Bolsonaro se mostrou bastante incomodado com as críticas que recebeu por ter participado de ato de apoiadores pró-intervenção militar, com faixas com pedidos de golpe, gritos contra o Congresso e o Supremo Tribunal Federal (STF) e pressão pelo fim do isolamento social recomendado pela Organização Mundial da Saúde (OMS) contra a pandemia.
O procurador-geral da República, Augusto Aras, solicitou ao STF a abertura de inquérito para investigar manifestações do último domingo (19). O objetivo de Aras é apurar possível violação da Lei de Segurança Nacional por "atos contra o regime da democracia brasileira por vários cidadãos, inclusive deputados federais, o que justifica a competência do STF".
— O Estado brasileiro admite única ideologia que é a do regime da democracia participativa. Qualquer atentado à democracia afronta a Constituição e a Lei de Segurança Nacional — afirmou o procurador-geral.
A fala de Bolsonaro e sua participação no ato de domingo em Brasília, no Dia do Exército, provocou outras fortes reações no mundo jurídico e político. O presidente do STF, ministro Dias Toffoli, afirmou que não há solução para o país fora da democracia. A declaração de Toffoli ocorreu em reunião em que recebeu o texto do "Pacto pela vida e pelo Brasil" de entidades como Ordem dos Advogados do Brasil (OAB) e Conferência Nacional dos Bispos do Brasil (CNBB).
— As seis entidades têm no DNA o conhecimento do quão nefasto é o autoritarismo, do quão nefastos são os fundamentalismo, do quão nefasto é o ataque às instituições e à democracia. Neste momento é bom sempre relembrar a importância que essas seis instituições tiveram na redemocratização do país — disse.
Um dia antes, o presidente da Câmara, Rodrigo Maia (DEM-RJ), disse ser uma "crueldade imperdoável" pregar uma ruptura democrática em meio às mortes da pandemia da covid-19.
"O mundo inteiro está unido contra o coronavírus. No Brasil, temos de lutar contra o corona e o vírus do autoritarismo.
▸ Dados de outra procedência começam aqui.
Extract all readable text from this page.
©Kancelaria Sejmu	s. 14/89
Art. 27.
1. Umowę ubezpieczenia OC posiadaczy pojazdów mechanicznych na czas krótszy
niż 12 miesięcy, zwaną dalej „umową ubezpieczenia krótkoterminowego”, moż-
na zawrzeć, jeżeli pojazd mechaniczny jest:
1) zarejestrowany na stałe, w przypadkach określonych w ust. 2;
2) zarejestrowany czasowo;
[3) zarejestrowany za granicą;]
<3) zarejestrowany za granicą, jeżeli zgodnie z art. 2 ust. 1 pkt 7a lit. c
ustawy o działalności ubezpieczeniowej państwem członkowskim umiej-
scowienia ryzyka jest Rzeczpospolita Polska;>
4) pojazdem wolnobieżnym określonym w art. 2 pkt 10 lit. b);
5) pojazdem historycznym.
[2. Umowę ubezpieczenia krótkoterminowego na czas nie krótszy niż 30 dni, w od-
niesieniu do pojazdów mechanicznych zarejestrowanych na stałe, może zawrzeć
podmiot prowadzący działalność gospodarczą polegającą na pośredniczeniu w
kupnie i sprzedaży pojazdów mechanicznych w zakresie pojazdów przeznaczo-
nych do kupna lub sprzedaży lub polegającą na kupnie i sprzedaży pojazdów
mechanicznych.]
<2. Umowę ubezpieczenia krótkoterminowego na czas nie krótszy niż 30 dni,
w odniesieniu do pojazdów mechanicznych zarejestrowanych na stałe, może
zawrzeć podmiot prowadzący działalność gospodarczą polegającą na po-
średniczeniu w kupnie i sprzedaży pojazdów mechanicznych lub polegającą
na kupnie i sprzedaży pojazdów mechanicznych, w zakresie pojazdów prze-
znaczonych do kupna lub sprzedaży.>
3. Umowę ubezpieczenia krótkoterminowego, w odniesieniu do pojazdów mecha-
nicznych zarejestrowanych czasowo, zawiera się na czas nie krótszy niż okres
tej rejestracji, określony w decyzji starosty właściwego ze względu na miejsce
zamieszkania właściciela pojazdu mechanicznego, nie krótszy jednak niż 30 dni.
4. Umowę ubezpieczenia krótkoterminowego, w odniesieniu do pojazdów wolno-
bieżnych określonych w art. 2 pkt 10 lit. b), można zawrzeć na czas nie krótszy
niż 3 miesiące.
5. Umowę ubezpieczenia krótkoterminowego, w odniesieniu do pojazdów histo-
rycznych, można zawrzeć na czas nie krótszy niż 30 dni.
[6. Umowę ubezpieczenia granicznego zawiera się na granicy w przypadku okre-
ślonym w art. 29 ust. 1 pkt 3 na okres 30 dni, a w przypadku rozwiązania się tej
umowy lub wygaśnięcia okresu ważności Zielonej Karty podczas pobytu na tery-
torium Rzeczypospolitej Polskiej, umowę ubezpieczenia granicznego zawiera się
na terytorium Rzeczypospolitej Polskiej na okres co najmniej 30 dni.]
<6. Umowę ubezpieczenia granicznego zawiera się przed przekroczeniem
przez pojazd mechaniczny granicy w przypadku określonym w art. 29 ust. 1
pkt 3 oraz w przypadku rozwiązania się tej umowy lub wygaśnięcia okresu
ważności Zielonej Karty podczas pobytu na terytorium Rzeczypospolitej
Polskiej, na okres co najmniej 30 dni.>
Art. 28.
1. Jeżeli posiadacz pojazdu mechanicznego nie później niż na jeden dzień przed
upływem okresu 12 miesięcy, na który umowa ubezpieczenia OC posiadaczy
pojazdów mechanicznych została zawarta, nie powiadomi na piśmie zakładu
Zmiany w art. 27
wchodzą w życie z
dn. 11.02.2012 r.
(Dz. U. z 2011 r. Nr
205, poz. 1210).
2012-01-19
É mais trabalhoso, mas venceremos", escreveu Maia. "Em nome da Câmara dos Deputados, repudio todo e qualquer ato que defenda a ditadura, atentando contra a Constituição."
O governador de São Paulo, João Doria (PSDB), disse ser "lamentável" que o presidente "apoie um ato antidemocrático, que afronta a democracia e exalta o AI-5". O ex-presidente Fernando Henrique Cardoso (PSDB) também chamou de "lamentável" a participação de Bolsonaro.
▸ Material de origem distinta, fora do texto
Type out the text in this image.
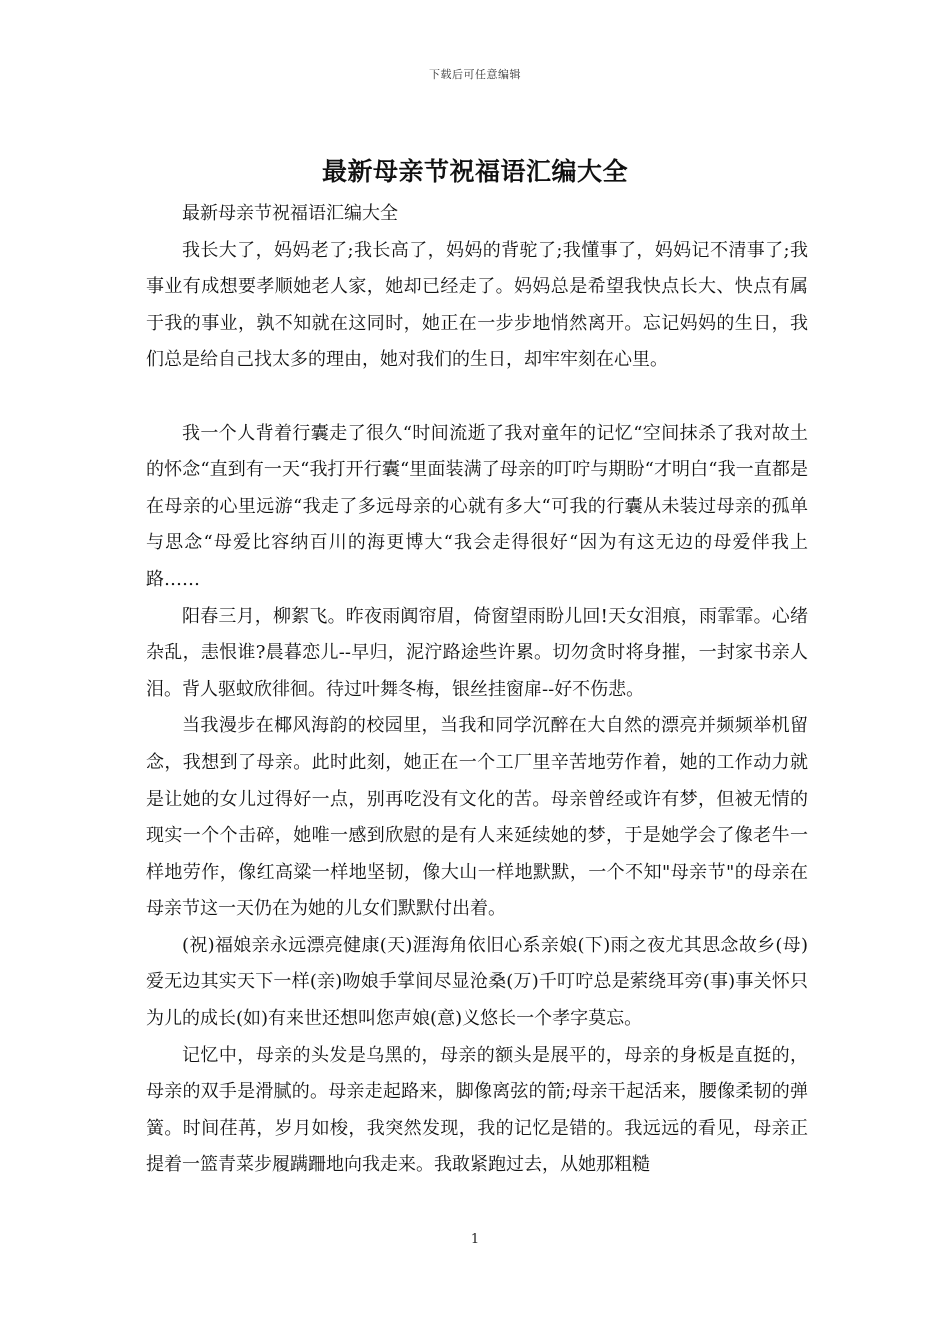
下载后可任意编辑
最新母亲节祝福语汇编大全

最新母亲节祝福语汇编大全

我长大了，妈妈老了;我长高了，妈妈的背驼了;我懂事了，妈妈记不清事了;我事业有成想要孝顺她老人家，她却已经走了。妈妈总是希望我快点长大、快点有属于我的事业，孰不知就在这同时，她正在一步步地悄然离开。忘记妈妈的生日，我们总是给自己找太多的理由，她对我们的生日，却牢牢刻在心里。

我一个人背着行囊走了很久“时间流逝了我对童年的记忆“空间抹杀了我对故土的怀念“直到有一天“我打开行囊“里面装满了母亲的叮咛与期盼“才明白“我一直都是在母亲的心里远游“我走了多远母亲的心就有多大“可我的行囊从未装过母亲的孤单与思念“母爱比容纳百川的海更博大“我会走得很好“因为有这无边的母爱伴我上路……

阳春三月，柳絮飞。昨夜雨阗帘眉，倚窗望雨盼儿回!天女泪痕，雨霏霏。心绪杂乱，恚恨谁?晨暮恋儿--早归，泥泞路途些许累。切勿贪时将身摧，一封家书亲人泪。背人驱蚊欣徘徊。待过叶舞冬梅，银丝挂窗扉--好不伤悲。

当我漫步在椰风海韵的校园里，当我和同学沉醉在大自然的漂亮并频频举机留念，我想到了母亲。此时此刻，她正在一个工厂里辛苦地劳作着，她的工作动力就是让她的女儿过得好一点，别再吃没有文化的苦。母亲曾经或许有梦，但被无情的现实一个个击碎，她唯一感到欣慰的是有人来延续她的梦，于是她学会了像老牛一样地劳作，像红高粱一样地坚韧，像大山一样地默默，一个不知"母亲节"的母亲在母亲节这一天仍在为她的儿女们默默付出着。

(祝)福娘亲永远漂亮健康(天)涯海角依旧心系亲娘(下)雨之夜尤其思念故乡(母)爱无边其实天下一样(亲)吻娘手掌间尽显沧桑(万)千叮咛总是萦绕耳旁(事)事关怀只为儿的成长(如)有来世还想叫您声娘(意)义悠长一个孝字莫忘。

记忆中，母亲的头发是乌黑的，母亲的额头是展平的，母亲的身板是直挺的，母亲的双手是滑腻的。母亲走起路来，脚像离弦的箭;母亲干起活来，腰像柔韧的弹簧。时间荏苒，岁月如梭，我突然发现，我的记忆是错的。我远远的看见，母亲正提着一篮青菜步履蹒跚地向我走来。我敢紧跑过去，从她那粗糙

1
— É hora de união ao redor da Constituição contra toda ameaça à democracia.
O governador do Rio de Janeiro, Wilson Witzel (PSC), afirmou que "democracia não é o que presidente Bolsonaro pratica".
O ministro Luís Roberto Barroso, do Supremo, disse que "só pode desejar intervenção militar quem perdeu a fé no futuro e sonha com um passado que nunca houve". Gilmar Mendes, também do STF, disse que "invocar o AI-5 e a volta da ditadura é rasgar o compromisso com a Constituição e com a ordem democrática".
O presidente nacional da OAB, Felipe Santa Cruz, disse que "a sorte da democracia brasileira está lançada" e que esta é a "hora dos democratas se unirem, superando dificuldades e divergências, em nome do bem maior chamado liberdade".